Suddenly the people were emboldened to speak freely and tell the story they knew – the story of God’s love for all humankind and God’s great gift to the world through Jesus and the Spirit. Suddenly the people were on fire with God’s word. So on fire that they somehow made themselves understood by others around them and the story they had to share moved like wildfire through the whole world.
Last Tuesday Hilary and I attended another meeting of our Regional Ministries Council as representatives of our Church Off the Center cluster group. It’s the beginning of a new term and so half the people there were returning, like Hilary and me, and half were new to the council – including the new Chair – so he asked us to go around and each tell briefly what it is we represent there and what we are doing in our group. As I listened, I realized that this was a perfect Pentecost story playing out in that small room.
Probably the thing that catches the most attention in Luke’s story is the whole “speaking in tongues” thing. What is assumed, but never stated outright, is that whatever language they spoke or were heard in they were all telling the same story – each in their own words.
What I realized I was hearing, last Tuesday in an upper room in an office building in San Ramon, California, was the church telling it’s story – each of us speaking a different language – but telling the very same story of love for others and service to others and a striving to be Jesus’ hands and voice in this world. Some of us spoke a language of Camp - shaping places and opportunities for youth and families to grow and learn and love God. Some of us spoke a language of Reconciliation, working in our communities to eradicate racism and bring justice to all God’s people together.
We heard about those whose calling is to foster and nurture New Church development. We heard about the Men’s Ministry cluster and the things they have planned to minister specifically to the needs of men and boys. Hilary and I were there to speak for small, out-of-the-mainstream, off-the-center congregations and the challenges we face in being active in the wider church, as well as the blessings to be discovered in this particular kind of small group ministry and outreach to the immediate community. Each representative was there because they passionately love the work they are doing – the language they particularly speak in and to the larger church.
The point is that we are all, in our own way telling the same story of love in community but telling it in different languages so that our story is understood by those we are speaking with.
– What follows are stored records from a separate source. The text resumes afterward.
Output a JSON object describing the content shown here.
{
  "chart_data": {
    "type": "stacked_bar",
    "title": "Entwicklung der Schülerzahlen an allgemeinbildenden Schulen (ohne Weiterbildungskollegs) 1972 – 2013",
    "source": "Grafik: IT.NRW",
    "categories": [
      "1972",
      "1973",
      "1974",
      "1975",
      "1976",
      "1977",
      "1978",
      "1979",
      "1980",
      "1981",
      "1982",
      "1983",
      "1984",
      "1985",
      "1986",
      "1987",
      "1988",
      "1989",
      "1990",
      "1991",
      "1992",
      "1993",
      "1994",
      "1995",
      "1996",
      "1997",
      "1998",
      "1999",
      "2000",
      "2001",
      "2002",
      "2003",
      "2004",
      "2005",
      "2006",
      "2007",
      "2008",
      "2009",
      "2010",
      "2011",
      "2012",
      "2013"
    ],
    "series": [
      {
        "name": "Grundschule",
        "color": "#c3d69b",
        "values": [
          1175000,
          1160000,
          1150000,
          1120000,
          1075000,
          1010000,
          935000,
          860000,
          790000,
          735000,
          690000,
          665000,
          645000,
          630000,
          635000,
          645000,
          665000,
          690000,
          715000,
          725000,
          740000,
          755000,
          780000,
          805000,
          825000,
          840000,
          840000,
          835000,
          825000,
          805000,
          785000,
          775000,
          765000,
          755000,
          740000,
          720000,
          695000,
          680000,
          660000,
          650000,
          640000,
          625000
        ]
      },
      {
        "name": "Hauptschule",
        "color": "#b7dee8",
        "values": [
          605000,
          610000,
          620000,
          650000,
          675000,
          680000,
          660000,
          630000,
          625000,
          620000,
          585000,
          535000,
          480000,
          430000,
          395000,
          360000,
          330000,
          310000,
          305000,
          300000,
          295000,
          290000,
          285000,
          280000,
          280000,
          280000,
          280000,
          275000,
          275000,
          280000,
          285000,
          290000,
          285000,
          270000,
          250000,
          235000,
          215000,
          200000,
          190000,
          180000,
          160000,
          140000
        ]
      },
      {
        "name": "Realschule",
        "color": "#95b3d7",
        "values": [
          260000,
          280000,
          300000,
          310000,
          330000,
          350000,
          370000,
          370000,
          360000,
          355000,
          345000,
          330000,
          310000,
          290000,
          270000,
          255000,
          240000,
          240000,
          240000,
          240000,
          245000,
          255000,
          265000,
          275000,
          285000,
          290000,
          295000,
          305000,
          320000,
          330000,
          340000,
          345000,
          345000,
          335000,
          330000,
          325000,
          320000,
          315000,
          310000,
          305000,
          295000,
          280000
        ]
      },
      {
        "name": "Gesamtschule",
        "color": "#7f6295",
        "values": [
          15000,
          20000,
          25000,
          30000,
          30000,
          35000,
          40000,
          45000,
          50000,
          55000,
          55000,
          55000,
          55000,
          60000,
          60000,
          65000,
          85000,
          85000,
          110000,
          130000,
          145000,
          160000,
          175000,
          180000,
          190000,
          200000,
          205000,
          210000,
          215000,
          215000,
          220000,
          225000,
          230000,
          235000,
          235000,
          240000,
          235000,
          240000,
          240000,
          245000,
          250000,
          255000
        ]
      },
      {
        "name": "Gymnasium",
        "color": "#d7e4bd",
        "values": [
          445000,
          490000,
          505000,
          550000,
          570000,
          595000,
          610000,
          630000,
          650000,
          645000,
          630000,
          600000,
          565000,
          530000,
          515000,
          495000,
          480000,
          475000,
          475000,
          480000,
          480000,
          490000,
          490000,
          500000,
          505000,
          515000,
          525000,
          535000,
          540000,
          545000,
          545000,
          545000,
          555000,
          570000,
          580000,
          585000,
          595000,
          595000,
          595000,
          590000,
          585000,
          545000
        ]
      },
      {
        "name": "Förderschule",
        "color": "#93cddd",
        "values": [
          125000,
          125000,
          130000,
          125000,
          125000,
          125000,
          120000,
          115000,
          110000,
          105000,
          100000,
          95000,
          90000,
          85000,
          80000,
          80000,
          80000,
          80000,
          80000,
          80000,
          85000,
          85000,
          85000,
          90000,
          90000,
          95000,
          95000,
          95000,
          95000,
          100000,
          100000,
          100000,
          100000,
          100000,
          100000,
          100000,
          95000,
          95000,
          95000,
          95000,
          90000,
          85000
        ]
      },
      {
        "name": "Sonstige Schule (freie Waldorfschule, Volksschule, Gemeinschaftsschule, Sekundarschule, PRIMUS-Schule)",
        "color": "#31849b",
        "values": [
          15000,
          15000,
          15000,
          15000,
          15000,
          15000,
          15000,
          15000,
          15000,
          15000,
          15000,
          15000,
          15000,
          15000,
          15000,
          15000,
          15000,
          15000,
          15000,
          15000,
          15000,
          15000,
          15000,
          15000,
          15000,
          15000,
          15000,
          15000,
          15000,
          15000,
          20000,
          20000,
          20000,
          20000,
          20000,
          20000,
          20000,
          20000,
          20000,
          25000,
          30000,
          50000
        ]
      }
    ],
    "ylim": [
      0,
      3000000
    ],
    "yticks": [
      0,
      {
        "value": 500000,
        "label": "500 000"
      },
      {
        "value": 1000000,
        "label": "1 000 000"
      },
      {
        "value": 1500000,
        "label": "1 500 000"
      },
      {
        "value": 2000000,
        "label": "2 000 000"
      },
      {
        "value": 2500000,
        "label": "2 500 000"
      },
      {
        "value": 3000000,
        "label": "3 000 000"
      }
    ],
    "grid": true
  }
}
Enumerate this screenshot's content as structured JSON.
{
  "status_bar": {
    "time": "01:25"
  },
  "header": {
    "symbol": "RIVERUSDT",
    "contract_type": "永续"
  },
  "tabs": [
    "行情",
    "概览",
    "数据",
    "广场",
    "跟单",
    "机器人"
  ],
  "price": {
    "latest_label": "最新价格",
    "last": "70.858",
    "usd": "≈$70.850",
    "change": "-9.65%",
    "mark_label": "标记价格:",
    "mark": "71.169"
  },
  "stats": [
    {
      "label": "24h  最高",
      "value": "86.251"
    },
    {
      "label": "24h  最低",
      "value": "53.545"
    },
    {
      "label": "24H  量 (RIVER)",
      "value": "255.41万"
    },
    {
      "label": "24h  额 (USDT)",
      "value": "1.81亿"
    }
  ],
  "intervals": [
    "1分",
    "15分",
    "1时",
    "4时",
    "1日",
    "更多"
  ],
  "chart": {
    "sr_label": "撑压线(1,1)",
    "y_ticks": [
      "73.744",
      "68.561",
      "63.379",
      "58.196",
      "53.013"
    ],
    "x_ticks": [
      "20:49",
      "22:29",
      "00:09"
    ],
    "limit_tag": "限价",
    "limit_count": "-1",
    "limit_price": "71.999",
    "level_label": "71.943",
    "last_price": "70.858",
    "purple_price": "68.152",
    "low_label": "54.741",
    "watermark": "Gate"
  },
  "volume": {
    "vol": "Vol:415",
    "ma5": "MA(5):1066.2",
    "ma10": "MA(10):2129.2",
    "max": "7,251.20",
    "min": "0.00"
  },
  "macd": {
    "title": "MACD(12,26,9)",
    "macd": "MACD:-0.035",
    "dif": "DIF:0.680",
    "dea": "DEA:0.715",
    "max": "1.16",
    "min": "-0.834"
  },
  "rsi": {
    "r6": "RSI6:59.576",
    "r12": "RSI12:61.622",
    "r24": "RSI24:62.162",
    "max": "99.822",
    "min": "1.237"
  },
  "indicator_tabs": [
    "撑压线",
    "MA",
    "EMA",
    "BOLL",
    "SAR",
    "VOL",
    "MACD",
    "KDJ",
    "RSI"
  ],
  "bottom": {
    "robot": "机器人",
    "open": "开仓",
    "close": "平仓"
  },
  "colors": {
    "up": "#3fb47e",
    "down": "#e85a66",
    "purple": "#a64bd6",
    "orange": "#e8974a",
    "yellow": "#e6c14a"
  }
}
Many of you here do this everyday but you may not think of it that way. For the people you meet, God’s story often sounds like a kind word, a sandwich, a warm coat, a listening ear and heart. Some of you stack cans at a food pantry to tell your story. Some care for deeply sick people. The languages are limitless. When we let that wind blow through us and let it fan the sparks into a flame of action and speech, we are telling the same story the early disciples told on the long-ago day, in all kinds of different languages - the story that we are loved and called to love in return.
We may never know who and how many are impacted by our story - whatever language we speak. All we have to do is allow the Spirit to move in us, to use us. When we let the Spirit flow, lives are changed. Let us continue to speak out in our many and various tongues and let us tell our story – the church’s story – the age old, ever new story, that death and fear are defeated, that the reign of God is here and now within our midst. The story that says that love will always – always – win.
Holy Spirit, come. Fill us with your fire that we may continue to speak your love in all the languages of the world. Amen.